1.1 umu-apkallû, I 44ff.; 7; e’ru; anthropomorphic/human.
attributes: in the right hand: a cornel(-stick) charred at both ends; left hand on breast.
buried: ina SAG g’N?., “at the head of the bed” (II Obv. 11).
incantation: ÉN VII NUN.ME.MEŠ a-šá-red-du-tú, “seven leading sages” (II Obv. 11). Text I omits this incantation; its function is apparently fulfilled by the incantation ÉN UDUG HUL EDIN.NA DAGAL.LA I 40 (cf. below III.C.).
These figures are not supplied with horns of bronze/copper, which would positively identify them as gods, nor do the inscriptions and incantations characterize them as divine: they are sages of human descent, giving life by their incantations, and putting to flight evil.
The lack of added precision in the description (in contrast to the specifications of the bird- and fish-apkallū), and the head dress, garments, and hands, make them anthropomorphic.
[ … ]
9.2 Bird-apkullū, I 170ff.; 7; clay and wax; human/bird.
attributes: in the right hand a cleaner (mullilu), in the left a bucket.
buried: ina SUHUŠ É II-i ina SAG gis NÁ, “at the base of the (wall of the) “second room”, at the head of the bed” (II Obv. 14). The translation of II-i is uncertain: Smith JRAS 1926 696: “second pavement”(709 14: “not clear”); Gurney, Hibbert and Rittig suppose that II-i introduces an alternative position, which seems improbable in the present context.
In MAss/NAss the ša bīti šanî (CAD B 296b) is a servant in the dining room, and bītu šanû is accordingly perhaps “dining room”, cf. CAD B 297f., Kinnier Wilson CTN I 85, Postgate FNALD 5:5, Dailey CTN 3 165 ad 12. An incantation to these figures is attested only in text II (Obv. 14, incipit): ÉN at-tú-nu NU NUN.ME ma-sa-ri, “incantation: you are the statues of the sages, the guardians”: the incipit reveals only a part of their character: they are guardians.
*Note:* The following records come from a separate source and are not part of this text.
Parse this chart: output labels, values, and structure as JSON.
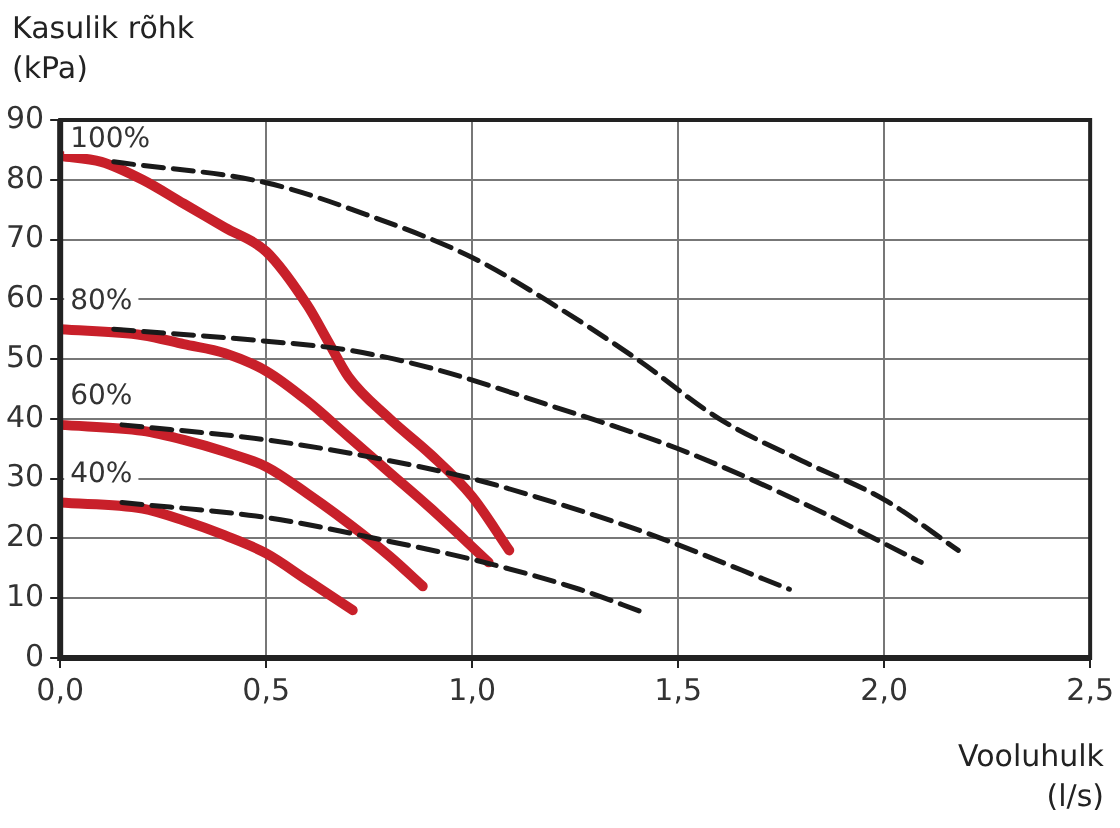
{
  "chart_data": {
    "type": "line",
    "ylabel": "Kasulik rõhk\n(kPa)",
    "xlabel": "Vooluhulk\n(l/s)",
    "xlim": [
      0,
      2.5
    ],
    "xticks": [
      {
        "value": 0,
        "label": "0,0"
      },
      {
        "value": 0.5,
        "label": "0,5"
      },
      {
        "value": 1,
        "label": "1,0"
      },
      {
        "value": 1.5,
        "label": "1,5"
      },
      {
        "value": 2,
        "label": "2,0"
      },
      {
        "value": 2.5,
        "label": "2,5"
      }
    ],
    "ylim": [
      0,
      90
    ],
    "yticks": [
      0,
      10,
      20,
      30,
      40,
      50,
      60,
      70,
      80,
      90
    ],
    "grid": true,
    "marker": "none",
    "annotations": [
      "100%",
      "80%",
      "60%",
      "40%"
    ],
    "series": [
      {
        "color": "#c8202a",
        "line_style": "solid",
        "x": [
          0,
          0.1,
          0.2,
          0.3,
          0.4,
          0.5,
          0.6,
          0.65,
          0.7,
          0.8,
          0.9,
          1.0,
          1.09
        ],
        "values": [
          84,
          83,
          80,
          76,
          72,
          68,
          59,
          53,
          47,
          40,
          34,
          27,
          18
        ]
      },
      {
        "color": "#c8202a",
        "line_style": "solid",
        "x": [
          0,
          0.2,
          0.3,
          0.4,
          0.5,
          0.6,
          0.7,
          0.8,
          0.9,
          1.04
        ],
        "values": [
          55,
          54,
          52.5,
          51,
          48,
          43,
          37,
          31,
          25,
          16
        ]
      },
      {
        "color": "#c8202a",
        "line_style": "solid",
        "x": [
          0,
          0.2,
          0.3,
          0.4,
          0.5,
          0.6,
          0.7,
          0.8,
          0.88
        ],
        "values": [
          39,
          38,
          36.5,
          34.5,
          32,
          27.5,
          22.5,
          17,
          12
        ]
      },
      {
        "color": "#c8202a",
        "line_style": "solid",
        "x": [
          0,
          0.2,
          0.3,
          0.4,
          0.5,
          0.6,
          0.71
        ],
        "values": [
          26,
          25,
          23,
          20.5,
          17.5,
          13,
          8
        ]
      },
      {
        "color": "#1a1a1a",
        "line_style": "dashed",
        "x": [
          0.13,
          0.5,
          0.75,
          1.0,
          1.2,
          1.4,
          1.6,
          1.8,
          2.0,
          2.18
        ],
        "values": [
          83,
          79.5,
          74,
          67,
          59,
          50,
          40,
          33,
          26.5,
          18
        ]
      },
      {
        "color": "#1a1a1a",
        "line_style": "dashed",
        "x": [
          0.13,
          0.5,
          0.7,
          0.9,
          1.2,
          1.5,
          1.8,
          2.09
        ],
        "values": [
          55,
          53,
          51.5,
          48.5,
          42,
          35,
          26,
          16
        ]
      },
      {
        "color": "#1a1a1a",
        "line_style": "dashed",
        "x": [
          0.15,
          0.5,
          0.8,
          1.0,
          1.2,
          1.42,
          1.77
        ],
        "values": [
          39,
          36.5,
          33,
          30,
          26,
          21,
          11.5
        ]
      },
      {
        "color": "#1a1a1a",
        "line_style": "dashed",
        "x": [
          0.15,
          0.5,
          0.8,
          1.0,
          1.26,
          1.42
        ],
        "values": [
          26,
          23.5,
          19.5,
          16.5,
          11.5,
          7.5
        ]
      }
    ]
  }
}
10.3 Fish-apkallū, I 174ff.; 7; clay; human/fish.
attributes: in the right hand a cleaner, in the left a bucket.
buried: ina I.DIB. É.NUN, “at the threshold of the bedroom (II Obv. 16)”. The incantation to these figures is the same as the one to the bird-apkallū (only in text II Obv. 16).
11.4 Fish-apkallū, I 178ff.; 7; clay; human/fish.
attributes; in the right hand on offshoot of the datepalm, the left on the breast (Ed Note: sic).
buried: ina tar-si KÁ ina EGIR gil GU.ZA, “opposite the gate, behind the chair” (II Obv. 18)
The incantation to these figures is the same as the one to the bird-apkallū (only in text II Obv. 18).
12.5 Fish-apkallū, I 181ff.; 7; clay; human/fish.
attributes: in the right hand a standard, the left on the breast.
buried: ina MÚRU É ina IGI-[at]gis GU.ZA, “in the middle of the room, in front of the chair” (II Obv. 20).
The incantation to these figures is the same as the one to the bird-apkallū (only in text II Obv. 20.”
F.A.M. Wiggermann, Mesopotamian Protective Spirits: The Ritual Texts, STYX&PP Publications, Groningen, 1992, pp. 46-9.